Brad Feld wrote a couple of days ago about his first computer, which was an Apple II, with a whopping 64K of RAM. Kind of brought back memories for me…
The first computer I worked on was a Commodore VIC-20. How I did it I can’t remember…but when I was 14-ish years old (1983 or so?), I managed to score myself a job writing educational games for the VIC. I remember my mom would drop me off at this company’s office on the way to work, and I’d toil away filling up the 3.5K of RAM. These were the days when you wrote in BASIC, and when you ran out of memory you started to go through and change your variable names from “num” to “n” to save two bytes. :-)
As I recall, I made $100 for each game that was completed and accepted, which was to me a whopping boatload of money. I wrote three games over the summer, and bought a bike.
My next computer was a Texas Instruments 99/4A, which I believe had 16K of RAM. Oh, how I would torment my poor VIC-20 friends with my expansive wasteland of unused memory. Pretty sure I had to sell my Atari 2600 game console to afford this guy – but whew!

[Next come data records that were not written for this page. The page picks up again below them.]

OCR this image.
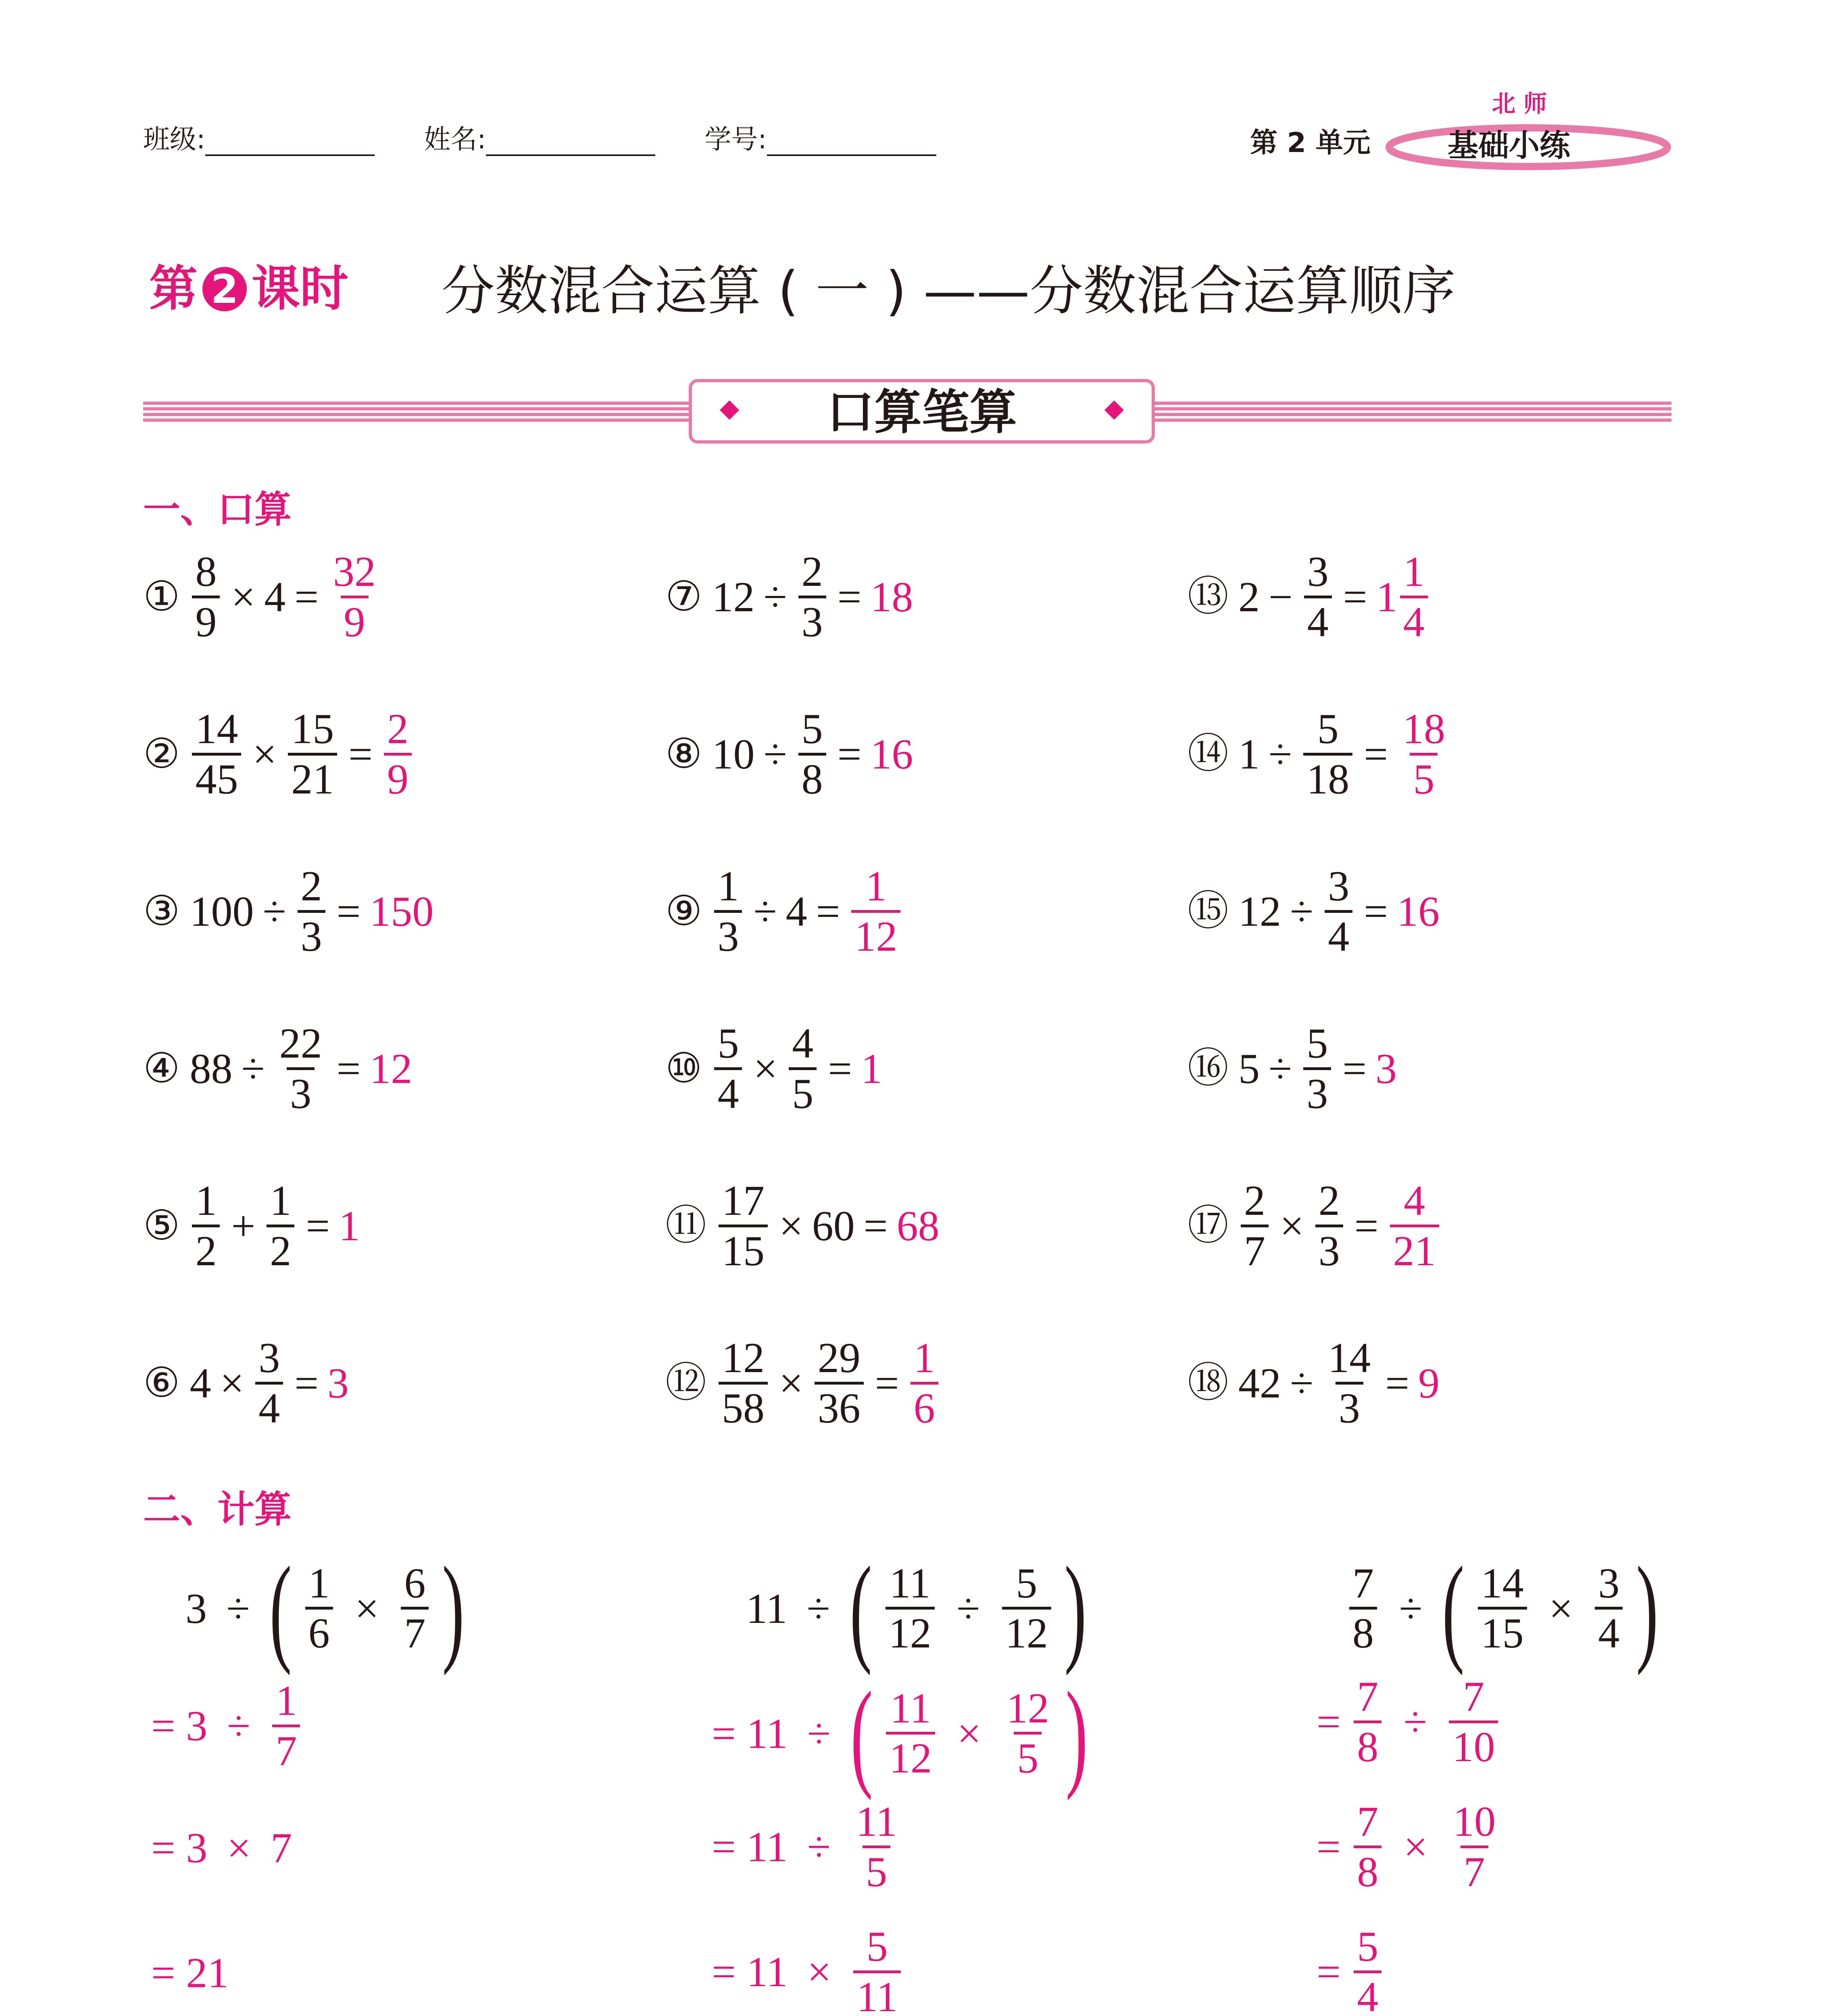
班级:	姓名:	学号:	第 2 单元
北 师
基础小练
第 2 课时 分数混合运算 ( 一 ) ——分数混合运算顺序
口算笔算
一、口算
① $\frac{8}{9} \times 4 = \frac{32}{9}$
② $\frac{14}{45} \times \frac{15}{21} = \frac{2}{9}$
③ $100 \div \frac{2}{3} = 150$
④ $88 \div \frac{22}{3} = 12$
⑤ $\frac{1}{2} + \frac{1}{2} = 1$
⑥ $4 \times \frac{3}{4} = 3$
⑦ $12 \div \frac{2}{3} = 18$
⑧ $10 \div \frac{5}{8} = 16$
⑨ $\frac{1}{3} \div 4 = \frac{1}{12}$
⑩ $\frac{5}{4} \times \frac{4}{5} = 1$
⑪ $\frac{17}{15} \times 60 = 68$
⑫ $\frac{12}{58} \times \frac{29}{36} = \frac{1}{6}$
⑬ $2 - \frac{3}{4} = 1 \frac{1}{4}$
⑭ $1 \div \frac{5}{18} = \frac{18}{5}$
⑮ $12 \div \frac{3}{4} = 16$
⑯ $5 \div \frac{5}{3} = 3$
⑰ $\frac{2}{7} \times \frac{2}{3} = \frac{4}{21}$
⑱ $42 \div \frac{14}{3} = 9$
二、计算
3 ÷ ( $\frac{1}{6} \times \frac{6}{7}$ )
= $3 \div \frac{1}{7}$
= 3 × 7
= 21
11 ÷ ( $\frac{11}{12} \div \frac{5}{12}$ )
= 11 ÷ ( $\frac{11}{12} \times \frac{12}{5}$ )
= $11 \div \frac{11}{5}$
= $11 \times \frac{5}{11}$
$\frac{7}{8}$ ÷ ( $\frac{14}{15} \times \frac{3}{4}$ )
= $\frac{7}{8} \div \frac{7}{10}$
= $\frac{7}{8} \times \frac{10}{7}$
= $\frac{5}{4}$
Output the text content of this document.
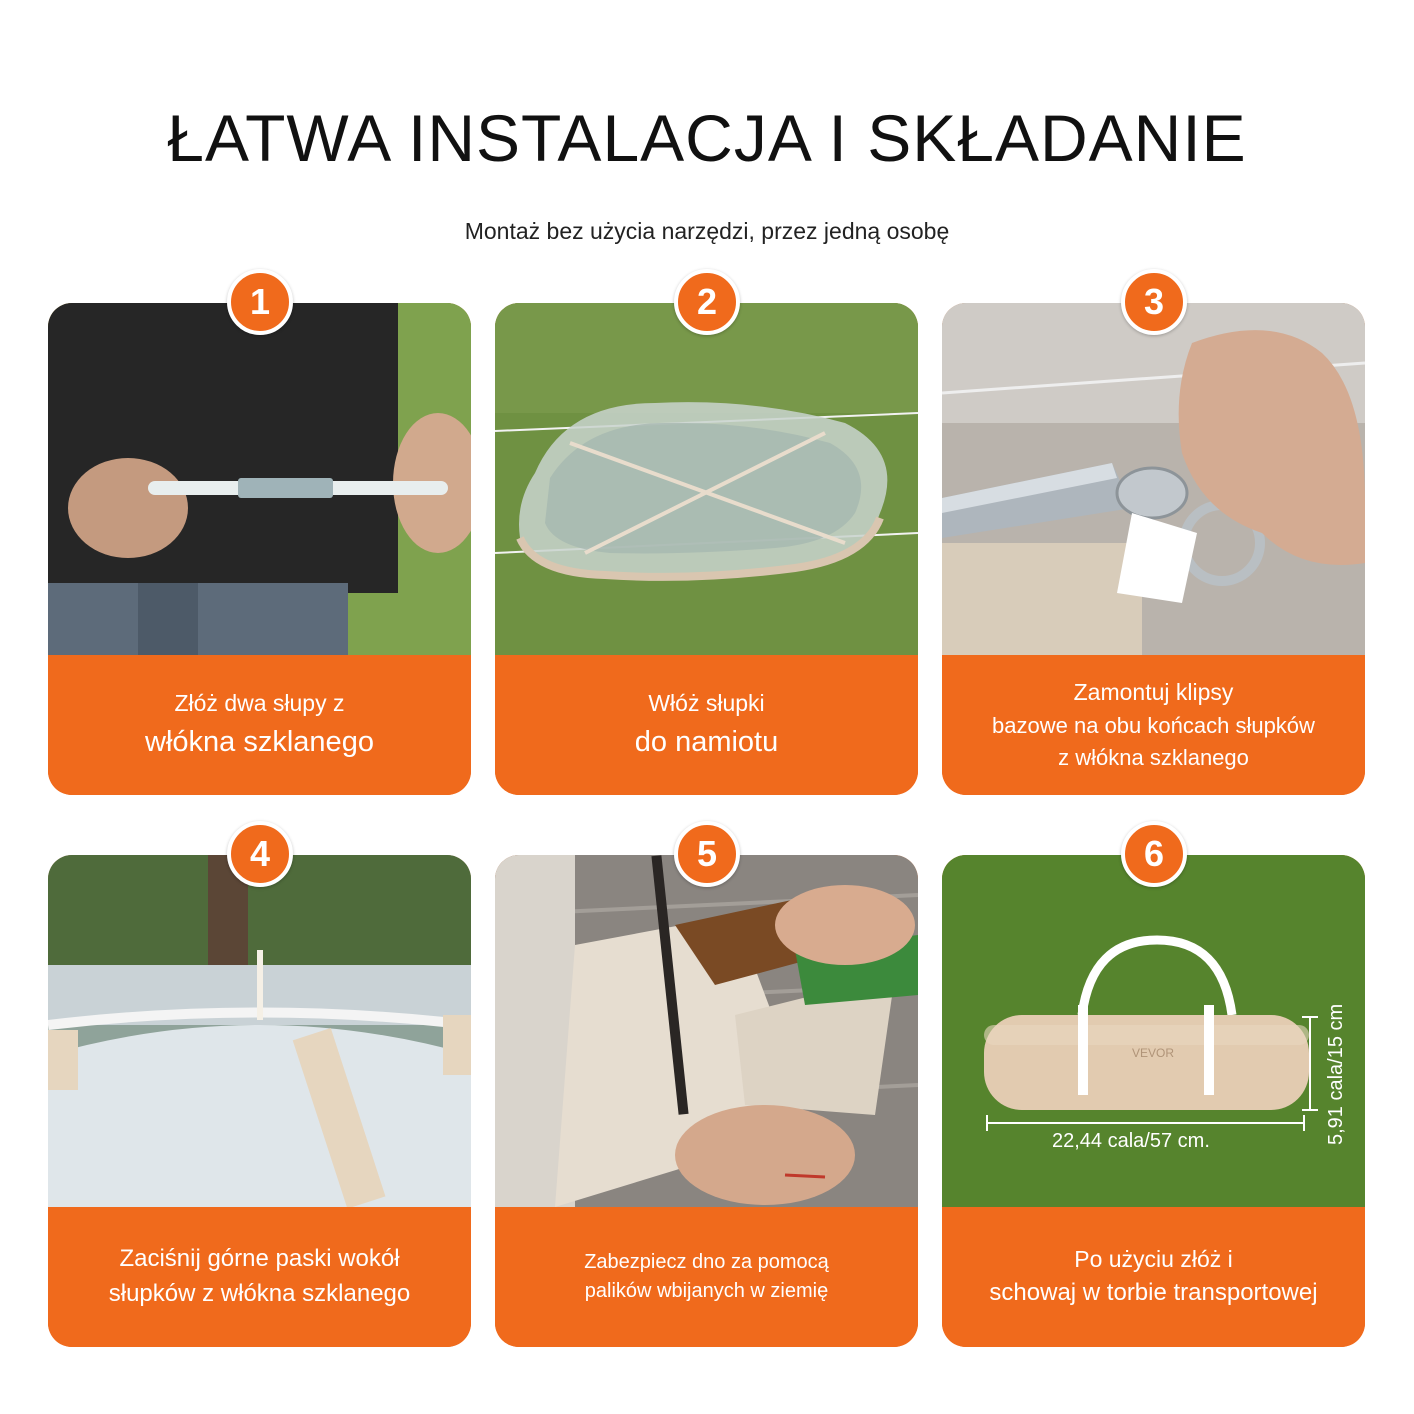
ŁATWA INSTALACJA I SKŁADANIE
Montaż bez użycia narzędzi, przez jedną osobę
Złóż dwa słupy z
włókna szklanego
1
Włóż słupki
do namiotu
2
Zamontuj klipsy
bazowe na obu końcach słupków
z włókna szklanego
3
Zaciśnij górne paski wokół
słupków z włókna szklanego
4
Zabezpiecz dno za pomocą
palików wbijanych w ziemię
5
VEVOR
22,44 cala/57 cm.	5,91 cala/15 cm
Po użyciu złóż i
schowaj w torbie transportowej
6
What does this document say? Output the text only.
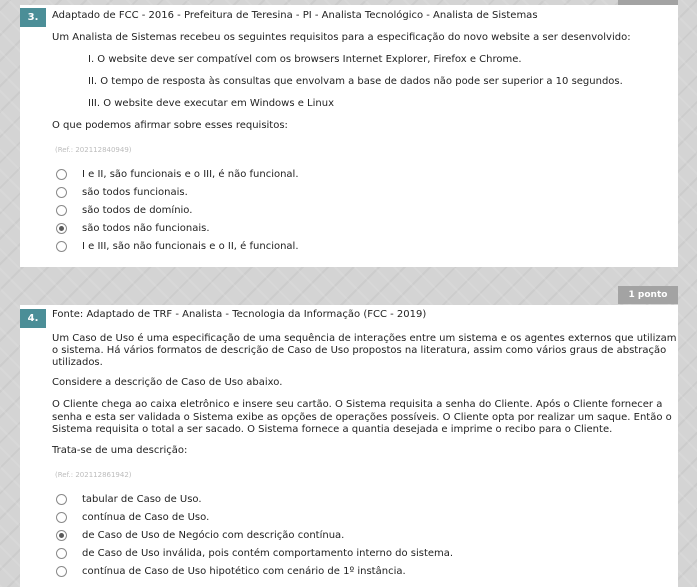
3.	Adaptado de FCC - 2016 - Prefeitura de Teresina - PI - Analista Tecnológico - Analista de Sistemas
Um Analista de Sistemas recebeu os seguintes requisitos para a especificação do novo website a ser desenvolvido:
I. O website deve ser compatível com os browsers Internet Explorer, Firefox e Chrome.
II. O tempo de resposta às consultas que envolvam a base de dados não pode ser superior a 10 segundos.
III. O website deve executar em Windows e Linux
O que podemos afirmar sobre esses requisitos:
(Ref.: 202112840949)
I e II, são funcionais e o III, é não funcional.
são todos funcionais.
são todos de domínio.
são todos não funcionais.
I e III, são não funcionais e o II, é funcional.
1 ponto
4.	Fonte: Adaptado de TRF - Analista - Tecnologia da Informação (FCC - 2019)
Um Caso de Uso é uma especificação de uma sequência de interações entre um sistema e os agentes externos que utilizam
o sistema. Há vários formatos de descrição de Caso de Uso propostos na literatura, assim como vários graus de abstração
utilizados.
Considere a descrição de Caso de Uso abaixo.
O Cliente chega ao caixa eletrônico e insere seu cartão. O Sistema requisita a senha do Cliente. Após o Cliente fornecer a
senha e esta ser validada o Sistema exibe as opções de operações possíveis. O Cliente opta por realizar um saque. Então o
Sistema requisita o total a ser sacado. O Sistema fornece a quantia desejada e imprime o recibo para o Cliente.
Trata-se de uma descrição:
(Ref.: 202112861942)
tabular de Caso de Uso.
contínua de Caso de Uso.
de Caso de Uso de Negócio com descrição contínua.
de Caso de Uso inválida, pois contém comportamento interno do sistema.
contínua de Caso de Uso hipotético com cenário de 1º instância.
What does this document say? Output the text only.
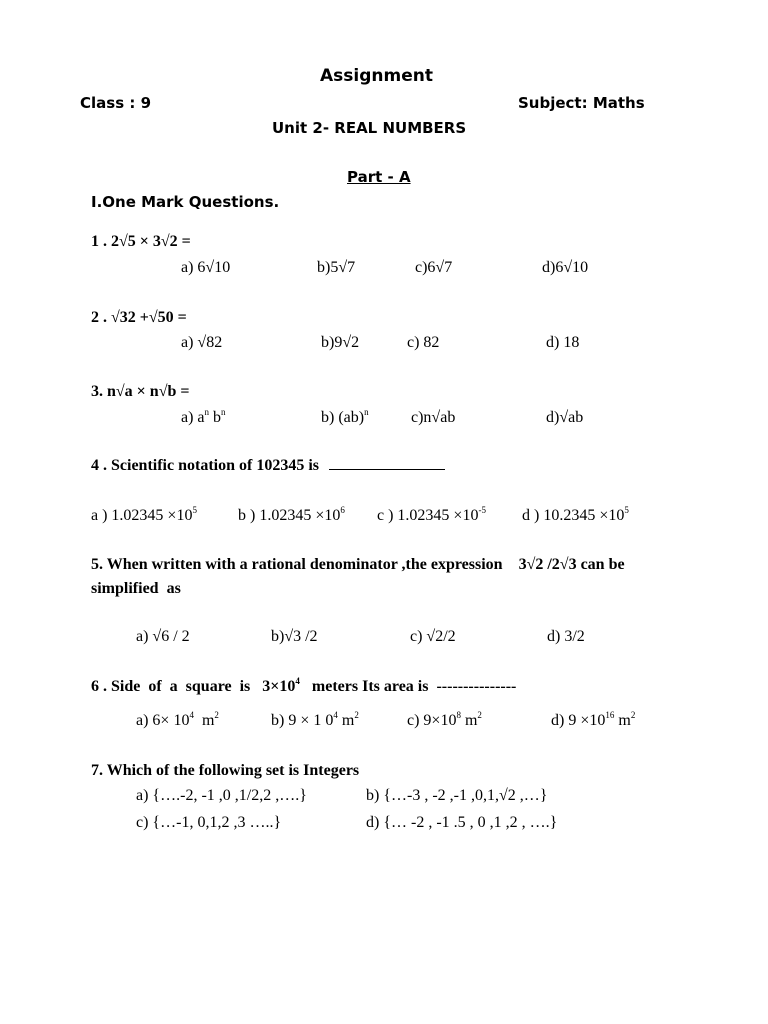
Assignment
Class : 9	Subject: Maths
Unit 2- REAL NUMBERS
Part - A
I.One Mark Questions.
1 . 2√5 × 3√2 =
a) 6√10	b)5√7	c)6√7	d)6√10
2 . √32 +√50 =
a) √82	b)9√2	c) 82	d) 18
3. n√a × n√b =
a) $a^n$ $b^n$	b) (ab)$^n$	c)n√ab	d)√ab
4 . Scientific notation of 102345 is
a ) $1.02345 \times 10^5$	b ) $1.02345 \times 10^6$ c ) $1.02345 \times 10^{-5}$ d ) $10.2345 \times 10^5$
5. When written with a rational denominator ,the expression    3√2 /2√3 can be
simplified  as
a) √6 / 2	b)√3 /2	c) √2/2	d) 3/2
6 . Side  of  a  square  is   $3\times 10^4$   meters Its area is  ---------------
a) $6\times 10^4$  $m^2$	b) 9 × 1 $0^4$ $m^2$	c) $9\times 10^8$ $m^2$	d) $9 \times 10^{16}$ $m^2$
7. Which of the following set is Integers
a) {….-2, -1 ,0 ,1/2,2 ,….}	b) {…-3 , -2 ,-1 ,0,1,√2 ,…}
c) {…-1, 0,1,2 ,3 …..}	d) {… -2 , -1 .5 , 0 ,1 ,2 , ….}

I remember writing a “Frogger” game on the TI-99/4A, which was (relatively speaking) a piece of cake because the TI had a sprite engine, which let you make an object and tell it to move (as opposed to calculating new positions on a timer). Wow…the world was my oyster with this baby.
After I wrote the frogger game (which probably took a week or two), I was so excited I wanted to send it to one of my friends, who also had a TI. Now, back in this day, the high-tech storage was cassette tapes, and it was actually a modulated audio recording that was written to tape. So I get this great idea…I called my friend, told him to hold his cassette microphone up to the phone receiver, and I’d play the recording to him over the phone. I mean, we don’t need no stinkin’ modem, right?
Well, wrong, as it turns out…that didn’t work nearly as well as I’d hoped. Like, not at all. Oh well, just had to beg mom to drive me over there with a copy of the tape. :-)
My next computer was a Franklin. I forget the model number, but it was an Apple II clone with 64K of RAM. And it had a floppy disk drive, which would hold something like 160K. Omigosh!
From there, I went to a 80286-based system from CompuAdd, and the rest is basically a history of Intel processors. But the fond memories – the ones that I look back on and see my future career starting from – are the ones of the VIC-20 and the TI-99/4A!